> Software Engineering is unusual in that it works with deterministic machines. Maybe LLMs mark the point where we join our engineering peers in a world on non-determinism.
Recently some people have compared LLMs to compilers and the resulting source code to object code. This is a false analogy, because compilation is (almost always) a semantics preserving transformation. LLMs are given a natural language spec (prompt) that by definition is underspecified. And so they cannot be semantics preserving, as the semantics of their input is ambiguous.
The programmer is left with two options: (1) understanding the resulting code, repairing and rewriting it, or (2) ignoring the code and performing validation by testing.
Both of these approaches are assistive. At least in its current form, AI can only accelerate a programmer, not replace them. Lovable and similar tools rely on very informal testing, which is why they can be used by non-programmers, but they have very little chance of producing robust software of any complexity. I’ve seen people creating working web apps, but I am confident I could find plenty of strange bugs just by testing edge cases or stressing non functional qualities. The bigger issue is the bugs I can’t find because they’re not bugs a human programmer would create.
Option (1) is problematic because LLMs tend not to produce clean code designed to be human readable. A lot of the efforts coders are making is to break down tasks and try to guide the LLMs to produce good code. I have yet to see this work for anything novel and complex. For non trivial systems, reasoning and architecture are required. The hope is that a programmer can write specs well enough that LLMs can “fill in the gaps”. But whether this is a net positive once considering the work involved is still an open question. I’ve yet to see any first hand evidence that there’s a productivity gain here. It’s early days.
Option(2) is also difficult because there is a crucial factor missing in AI coding, the “generality of intent” as a human user. This is a problem, because the non-trivial bugs an AI produces are unlikely to be similar to those from a human. Those bugs are usually a failure of reasoning, but LLMs don’t reason in the same sense that humans do, so testing in the same way may not be possible. Your intuitions for where bugs lie are no longer applicable.

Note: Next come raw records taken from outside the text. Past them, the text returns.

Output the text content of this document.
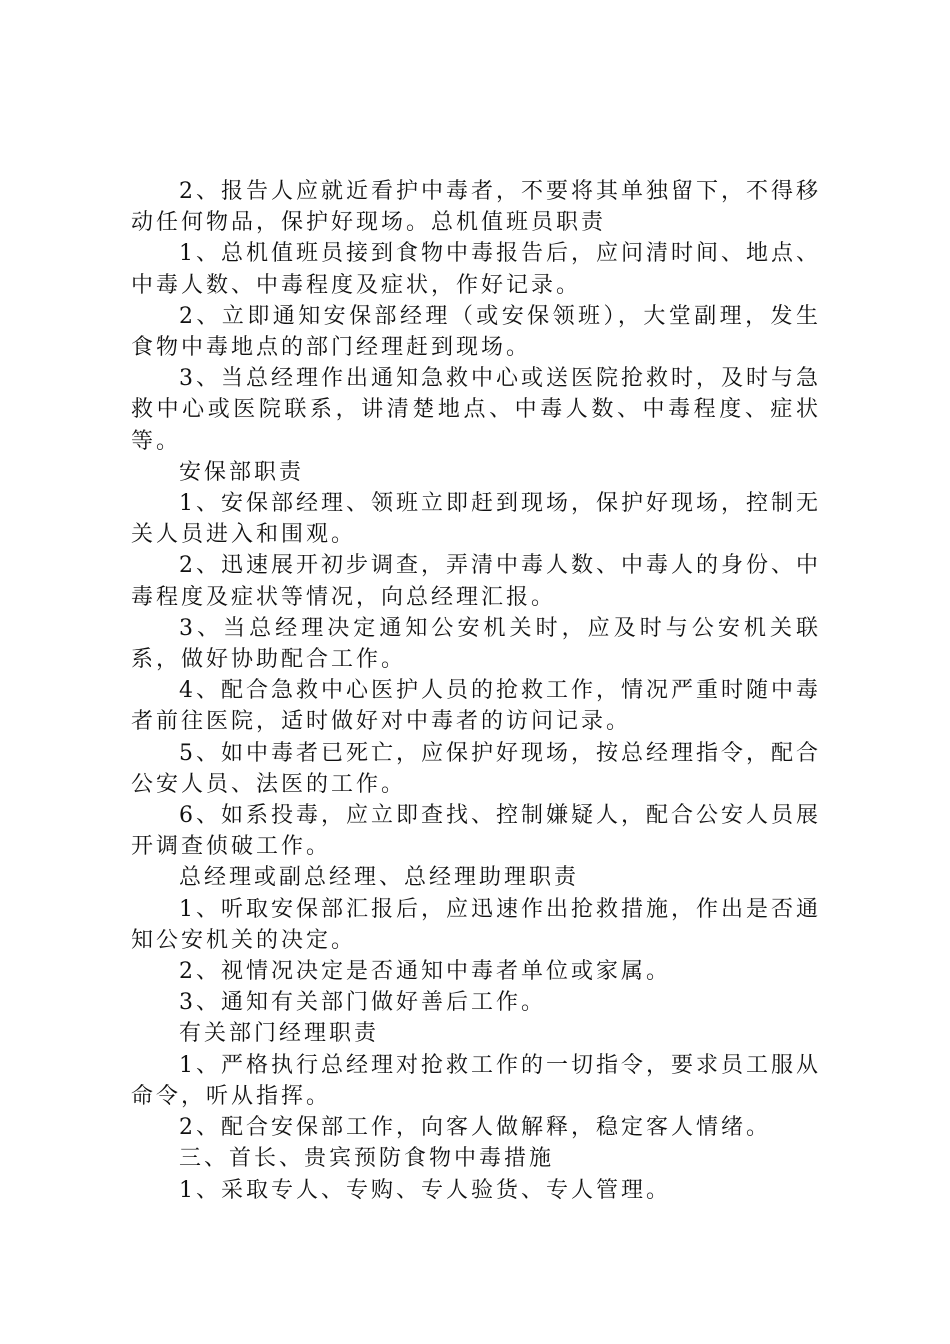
2、报告人应就近看护中毒者，不要将其单独留下，不得移动任何物品，保护好现场。总机值班员职责

1、总机值班员接到食物中毒报告后，应问清时间、地点、中毒人数、中毒程度及症状，作好记录。

2、立即通知安保部经理（或安保领班），大堂副理，发生食物中毒地点的部门经理赶到现场。

3、当总经理作出通知急救中心或送医院抢救时，及时与急救中心或医院联系，讲清楚地点、中毒人数、中毒程度、症状等。

安保部职责

1、安保部经理、领班立即赶到现场，保护好现场，控制无关人员进入和围观。

2、迅速展开初步调查，弄清中毒人数、中毒人的身份、中毒程度及症状等情况，向总经理汇报。

3、当总经理决定通知公安机关时，应及时与公安机关联系，做好协助配合工作。

4、配合急救中心医护人员的抢救工作，情况严重时随中毒者前往医院，适时做好对中毒者的访问记录。

5、如中毒者已死亡，应保护好现场，按总经理指令，配合公安人员、法医的工作。

6、如系投毒，应立即查找、控制嫌疑人，配合公安人员展开调查侦破工作。

总经理或副总经理、总经理助理职责

1、听取安保部汇报后，应迅速作出抢救措施，作出是否通知公安机关的决定。

2、视情况决定是否通知中毒者单位或家属。

3、通知有关部门做好善后工作。

有关部门经理职责

1、严格执行总经理对抢救工作的一切指令，要求员工服从命令，听从指挥。

2、配合安保部工作，向客人做解释，稳定客人情绪。

三、首长、贵宾预防食物中毒措施

1、采取专人、专购、专人验货、专人管理。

The likely result is worse code produced more quickly, and that trade-off needs exploring.
At the moment I think AI is useful for (a) discussions around design, libraries, debugging, (b) autocomplete, (c) agent analysis of existing code where partial answers are ok and false positives acceptable (eg finding some but not all bugs). Agent coding doesn’t seem ready for production to me, not until we have much better tooling to prevent some of these problems, or AI becomes capable of proper reasoning.